Uma butch negra fala: Abordando a opressão feminina¶
Por Pippa Fleming
Eu venho guardando silêncio durante algum tempo, mas agora é hora de falar.
Quando uma criança negra apresenta sinais de racismo internalizado, nós queremos protege-las. Nós queremos que elas saibam que elas são perfeitas como são e amadas exatamente por quem elas são. Se nós somos pessoas negras conscientes, nós tentamos incutir em nossos jovens o conhecimento, habilidades, sabedoria e apoio necessários, então elas podem sobreviver e prosperar nessa sociedade racista.
Se a pequena Lakesha chega em casa com “mamãe, eu odeio ser negra e quero ser branca” nós ficamos chocadas, consternadas e tristes por sua auto-aversão e corremos para encontrar a fonte de sua opressão. É a escola, a mídia, seus pares ou todas as opções acima?
Então por que quando a pequena Lakesha butch chega em casa com “odeio o meu corpo e quero ser um garoto” ela é encorajada a assumir uma identidade masculina ou o assunto é evitado e ela é deixada a se perder em um mar de crenças de conformidade de gênero, que a levam à disforia e uma vida vivida nas sombras?
No momento em que a criança do sexo feminino apresenta ser butch, ela é odiada, temida e tornada invisível pelos seus pares e, da mesma forma, pelos mais velhos.
Por que não estamos indignadas com a opressão às butches e dispostas a abordar a opressão de gênero do jeito que vemos a opressão racial ou de classes? Por que parece status quo jovens garotas butch odiarem seus corpos abençoados pela deusa?
Por que estamos guiando nossas bebês butches em direção à identidade masculina, em vez de explorarmos as causas desse auto-ódio?
Nós somos rápidas para dizer que uma pessoa negra está sofrendo internamente se ela quer branquear sua pele ou fazer uma cirurgia plástica para parecer mais européia… mas, se uma criança quer cortar seus seios fora e se livrar de sua vagina, isso é aceitável! Por sua vez, se eu questionar que é uma butch, eu sou vista como transfóbica.
Eu sou uma fêmea butch em não conformidade de gênero, que usa o banheiro masculino, é percebida como um homem todos os dias quando saio da minha porta e tornada invisível pela sociedade. Em vez de expandirmos as fronteiras da identidade feminina para incluirmos todas essas nuances, nos tornamos presas desesperadas daqueles 1% que dizemos desprezar. 1
Ser negra, fêmea e butch é ser uma guerreira, vamos rezar para que mais de nós tenhamos coragem para amarmos a nós mesmas e sermos mentoras totalmente sinceras para jovens butches lutando para não estarmos de acordo com o impossível.

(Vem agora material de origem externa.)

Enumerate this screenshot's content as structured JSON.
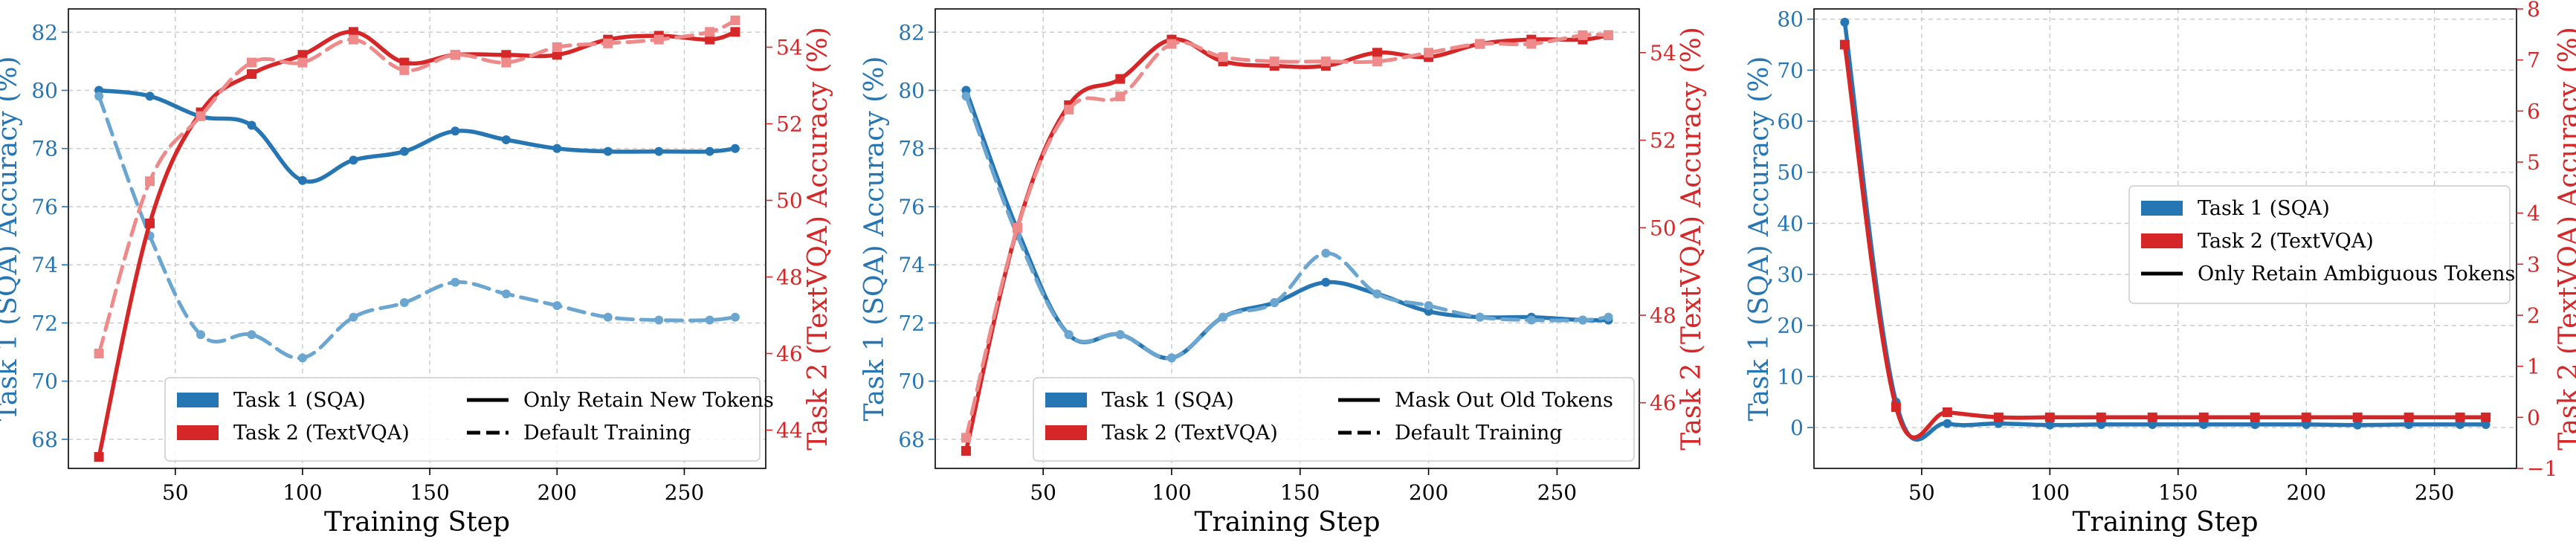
{
  "colors": {
    "blue": "#2776b4",
    "blue_light": "#6aa6cf",
    "red": "#d62728",
    "red_light": "#ee8a8a",
    "frame": "#000000"
  },
  "chart_data": [
    {
      "type": "line",
      "id": "panel1",
      "xlabel": "Training Step",
      "ylabel_left": "Task 1 (SQA) Accuracy (%)",
      "ylabel_right": "Task 2 (TextVQA) Accuracy (%)",
      "xlim": [
        8,
        282
      ],
      "ylim_left": [
        67,
        82.8
      ],
      "ylim_right": [
        43.0,
        55.0
      ],
      "xticks": [
        50,
        100,
        150,
        200,
        250
      ],
      "yticks_left": [
        68,
        70,
        72,
        74,
        76,
        78,
        80,
        82
      ],
      "yticks_right": [
        44,
        46,
        48,
        50,
        52,
        54
      ],
      "x": [
        20,
        40,
        60,
        80,
        100,
        120,
        140,
        160,
        180,
        200,
        220,
        240,
        260,
        270
      ],
      "series": [
        {
          "name": "Task 1 (SQA) - Only Retain New Tokens",
          "axis": "left",
          "color": "blue",
          "style": "solid",
          "values": [
            80.0,
            79.8,
            79.1,
            78.8,
            76.9,
            77.6,
            77.9,
            78.6,
            78.3,
            78.0,
            77.9,
            77.9,
            77.9,
            78.0
          ]
        },
        {
          "name": "Task 1 (SQA) - Default Training",
          "axis": "left",
          "color": "blue_light",
          "style": "dashed",
          "values": [
            79.8,
            75.0,
            71.6,
            71.6,
            70.8,
            72.2,
            72.7,
            73.4,
            73.0,
            72.6,
            72.2,
            72.1,
            72.1,
            72.2
          ]
        },
        {
          "name": "Task 2 (TextVQA) - Only Retain New Tokens",
          "axis": "right",
          "color": "red",
          "style": "solid",
          "values": [
            43.3,
            49.4,
            52.3,
            53.3,
            53.8,
            54.4,
            53.6,
            53.8,
            53.8,
            53.8,
            54.2,
            54.3,
            54.2,
            54.4
          ]
        },
        {
          "name": "Task 2 (TextVQA) - Default Training",
          "axis": "right",
          "color": "red_light",
          "style": "dashed",
          "values": [
            46.0,
            50.5,
            52.2,
            53.6,
            53.6,
            54.2,
            53.4,
            53.8,
            53.6,
            54.0,
            54.1,
            54.2,
            54.4,
            54.7
          ]
        }
      ],
      "legend": {
        "position": "lower-right",
        "entries": [
          {
            "label": "Task 1 (SQA)",
            "kind": "patch",
            "color": "blue"
          },
          {
            "label": "Only Retain New Tokens",
            "kind": "line",
            "style": "solid"
          },
          {
            "label": "Task 2 (TextVQA)",
            "kind": "patch",
            "color": "red"
          },
          {
            "label": "Default Training",
            "kind": "line",
            "style": "dashed"
          }
        ]
      }
    },
    {
      "type": "line",
      "id": "panel2",
      "xlabel": "Training Step",
      "ylabel_left": "Task 1 (SQA) Accuracy (%)",
      "ylabel_right": "Task 2 (TextVQA) Accuracy (%)",
      "xlim": [
        8,
        282
      ],
      "ylim_left": [
        67,
        82.8
      ],
      "ylim_right": [
        44.5,
        55.0
      ],
      "xticks": [
        50,
        100,
        150,
        200,
        250
      ],
      "yticks_left": [
        68,
        70,
        72,
        74,
        76,
        78,
        80,
        82
      ],
      "yticks_right": [
        46,
        48,
        50,
        52,
        54
      ],
      "x": [
        20,
        40,
        60,
        80,
        100,
        120,
        140,
        160,
        180,
        200,
        220,
        240,
        260,
        270
      ],
      "series": [
        {
          "name": "Task 1 (SQA) - Mask Out Old Tokens",
          "axis": "left",
          "color": "blue",
          "style": "solid",
          "values": [
            80.0,
            75.2,
            71.6,
            71.6,
            70.8,
            72.2,
            72.7,
            73.4,
            73.0,
            72.4,
            72.2,
            72.2,
            72.1,
            72.1
          ]
        },
        {
          "name": "Task 1 (SQA) - Default Training",
          "axis": "left",
          "color": "blue_light",
          "style": "dashed",
          "values": [
            79.8,
            75.0,
            71.6,
            71.6,
            70.8,
            72.2,
            72.7,
            74.4,
            73.0,
            72.6,
            72.2,
            72.1,
            72.1,
            72.2
          ]
        },
        {
          "name": "Task 2 (TextVQA) - Mask Out Old Tokens",
          "axis": "right",
          "color": "red",
          "style": "solid",
          "values": [
            44.9,
            50.0,
            52.8,
            53.4,
            54.3,
            53.8,
            53.7,
            53.7,
            54.0,
            53.9,
            54.2,
            54.3,
            54.3,
            54.4
          ]
        },
        {
          "name": "Task 2 (TextVQA) - Default Training",
          "axis": "right",
          "color": "red_light",
          "style": "dashed",
          "values": [
            45.2,
            50.0,
            52.7,
            53.0,
            54.2,
            53.9,
            53.8,
            53.8,
            53.8,
            54.0,
            54.2,
            54.2,
            54.4,
            54.4
          ]
        }
      ],
      "legend": {
        "position": "lower-right",
        "entries": [
          {
            "label": "Task 1 (SQA)",
            "kind": "patch",
            "color": "blue"
          },
          {
            "label": "Mask Out Old Tokens",
            "kind": "line",
            "style": "solid"
          },
          {
            "label": "Task 2 (TextVQA)",
            "kind": "patch",
            "color": "red"
          },
          {
            "label": "Default Training",
            "kind": "line",
            "style": "dashed"
          }
        ]
      }
    },
    {
      "type": "line",
      "id": "panel3",
      "xlabel": "Training Step",
      "ylabel_left": "Task 1 (SQA) Accuracy (%)",
      "ylabel_right": "Task 2 (TextVQA) Accuracy (%)",
      "xlim": [
        8,
        282
      ],
      "ylim_left": [
        -8,
        82
      ],
      "ylim_right": [
        -1,
        8
      ],
      "xticks": [
        50,
        100,
        150,
        200,
        250
      ],
      "yticks_left": [
        0,
        10,
        20,
        30,
        40,
        50,
        60,
        70,
        80
      ],
      "yticks_right": [
        -1,
        0,
        1,
        2,
        3,
        4,
        5,
        6,
        7,
        8
      ],
      "x": [
        20,
        40,
        60,
        80,
        100,
        120,
        140,
        160,
        180,
        200,
        220,
        240,
        260,
        270
      ],
      "series": [
        {
          "name": "Task 1 (SQA) - Only Retain Ambiguous Tokens",
          "axis": "left",
          "color": "blue",
          "style": "solid",
          "values": [
            79.4,
            5.0,
            0.8,
            0.8,
            0.5,
            0.6,
            0.6,
            0.6,
            0.6,
            0.6,
            0.5,
            0.6,
            0.6,
            0.6
          ]
        },
        {
          "name": "Task 2 (TextVQA) - Only Retain Ambiguous Tokens",
          "axis": "right",
          "color": "red",
          "style": "solid",
          "values": [
            7.3,
            0.2,
            0.1,
            0.0,
            0.0,
            0.0,
            0.0,
            0.0,
            0.0,
            0.0,
            0.0,
            0.0,
            0.0,
            0.0
          ]
        }
      ],
      "legend": {
        "position": "center-right",
        "entries": [
          {
            "label": "Task 1 (SQA)",
            "kind": "patch",
            "color": "blue"
          },
          {
            "label": "Task 2 (TextVQA)",
            "kind": "patch",
            "color": "red"
          },
          {
            "label": "Only Retain Ambiguous Tokens",
            "kind": "line",
            "style": "solid"
          }
        ]
      }
    }
  ]
}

E não sou eu uma mulher?! 2
Tradução por Carina Prates.
NOTAS:
1 A última frase poderia ser traduzida também por “E não sou mulher também?” ou “E sou mulher também!”. É uma afirmação, um desafio, referência a um discurso famoso da Sojourner Truth, que questionava o quanto o feminismo de sua época representava a todas as mulheres. Seu discurso denunciava a invisibilização das mulheres negras e acabou se tornando um símbolo da ‘irmandade estrangeira’ (Audre Lorde), das demais mulheres que terminam não sendo representadas nos discursos feministas hegemônicos e que esquecem da diferença entre mulheres, pautando-se nas vivências das mulheres brancas. Mais em: en.wikipedia.org%2Fwiki%2FAin%2527t_I_a_Woman%253F&h=NAQFFT2HI
2 No original, “ we have fallen desperate prey to that 1% we claim to despise! ". Não encontramos interpretação exata, é uma frase meio estranha no original mesmo. Pensa-se que ela pode estar se referindo ao medo/desprezo que as próprias mulheres tem das butch, ou criticando os discursos que colocam desobedientes enquanto minorias. Aceitam-se comentários.